Internautas reagiram à mudança da artista com mensagens de admiração. “É tão incrível de acompanhar e ver você se tornar cada vez mais uma versão melhor de si mesma”, comentou um seguidor. “Que transformação viu! Literalmente você transcendeu”, elogiou outro. Houve também quem reconhecesse o processo: “Mas daí que você se tornou quem é hoje, tudo tem um processo”. Uma mensagem destacou a beleza intrínseca da artista: “Não era você, mas continuava linda!”.
Em sua trajetória de afirmação pessoal, Majur passou por intervenções estéticas, incluindo feminização facial e mamoplastia, buscando alinhar sua aparência à sua identidade de gênero. Durante esse processo, a cantora relatou ter enfrentado disforia de imagem, um sentimento de desconexão com o próprio corpo, conforme compartilhou em entrevista ao EXTRA em 2024.
“A disforia é causada pelo olhar do outro. Quando alguém ficava me olhando para apontar se tem um volume ali na minha calcinha ou não. Ou quando o outro vem com um olhar de julgamento. É muito comum pessoas trans passarem por isso. Aos poucos, fui mudando minha cabeça. Quem julga não estava preocupado comigo, com minha existência. E ninguém paga as minhas contas”, explicou na ocasião.

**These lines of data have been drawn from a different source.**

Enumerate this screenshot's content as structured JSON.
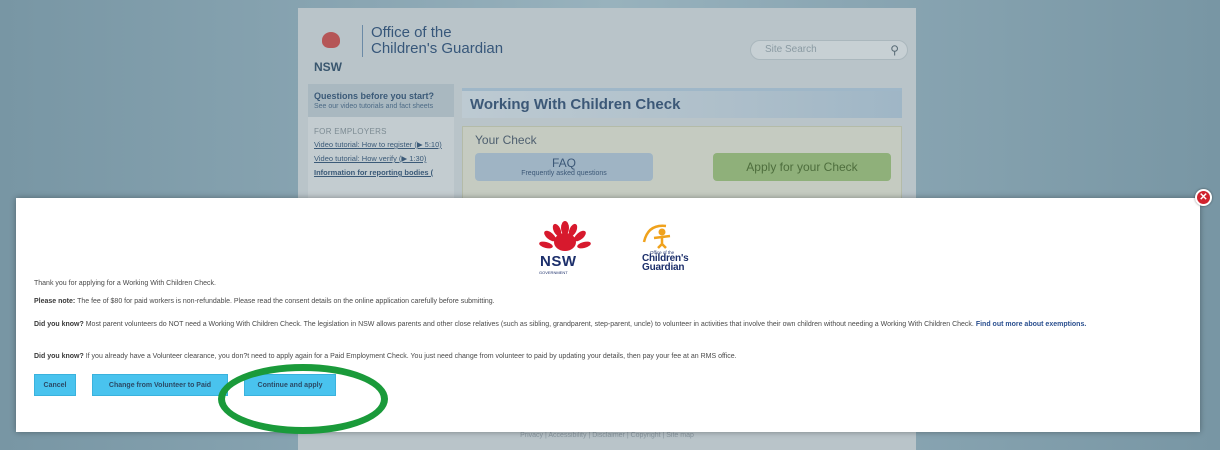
{
  "background_page": {
    "logo": {
      "nsw": "NSW",
      "agency_line1": "Office of the",
      "agency_line2": "Children's Guardian"
    },
    "search": {
      "placeholder": "Site Search",
      "icon": "search-icon"
    },
    "sidebar": {
      "questions_title": "Questions before you start?",
      "questions_sub": "See our video tutorials and fact sheets",
      "section_label": "FOR EMPLOYERS",
      "links": [
        "Video tutorial: How to register (▶ 5:10)",
        "Video tutorial: How verify (▶ 1:30)",
        "Information for reporting bodies ("
      ]
    },
    "title": "Working With Children Check",
    "your_check": {
      "heading": "Your Check",
      "faq_label": "FAQ",
      "faq_sub": "Frequently asked questions",
      "apply_label": "Apply for your Check"
    },
    "footer": "Privacy | Accessibility | Disclaimer | Copyright | Site map"
  },
  "modal": {
    "close_icon": "close-icon",
    "logo_nsw": {
      "text": "NSW",
      "sub": "GOVERNMENT"
    },
    "logo_ocg": {
      "small": "Office of the",
      "line1": "Children's",
      "line2": "Guardian"
    },
    "intro": "Thank you for applying for a Working With Children Check.",
    "note_label": "Please note:",
    "note_text": " The fee of $80 for paid workers is non-refundable. Please read the consent details on the online application carefully before submitting.",
    "dyk1_label": "Did you know?",
    "dyk1_text": " Most parent volunteers do NOT need a Working With Children Check. The legislation in NSW allows parents and other close relatives (such as sibling, grandparent, step-parent, uncle) to volunteer in activities that involve their own children without needing a Working With Children Check. ",
    "dyk1_link": "Find out more about exemptions.",
    "dyk2_label": "Did you know?",
    "dyk2_text": " If you already have a Volunteer clearance, you don?t need to apply again for a Paid Employment Check. You just need change from volunteer to paid by updating your details, then pay your fee at an RMS office.",
    "buttons": {
      "cancel": "Cancel",
      "change": "Change from Volunteer to Paid",
      "continue": "Continue and apply"
    }
  },
  "colors": {
    "accent_button": "#49c3ee",
    "close_red": "#d0232e",
    "annotation_green": "#1a9a3a"
  }
}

O apoio incondicional de sua mãe, Luziane Luzia, tem sido um pilar fundamental em sua vida. “Desde criança, ela sempre me apoiou, até quando eu sofria bullying. “Você não é isso o que estão dizendo”, ela repetia. Até hoje penso assim, quando sou agredida. Por isso, dificilmente um comentário ruim me atinge”, revelou a cantora.
Com 1,93m de altura, Majur tem conduzido suas transformações corporais em seu próprio tempo, impulsionada pela força de vontade e por uma sólida rede de apoio, resistindo a pressões estéticas externas. “Principalmente quando surgi, tinha uma pressão que precisava fazer isso, ou aquilo, para ‘ficar mais feminina’. Contei com o apoio de várias amigas, como a Urias (cantora), que me orientaram a curtir o meu processo. Quero fazer outras intervenções. Eu conto sempre que faço, porque representa uma conquista e a gente tem que celebrar a busca para nos encontrarmos”, pontuou.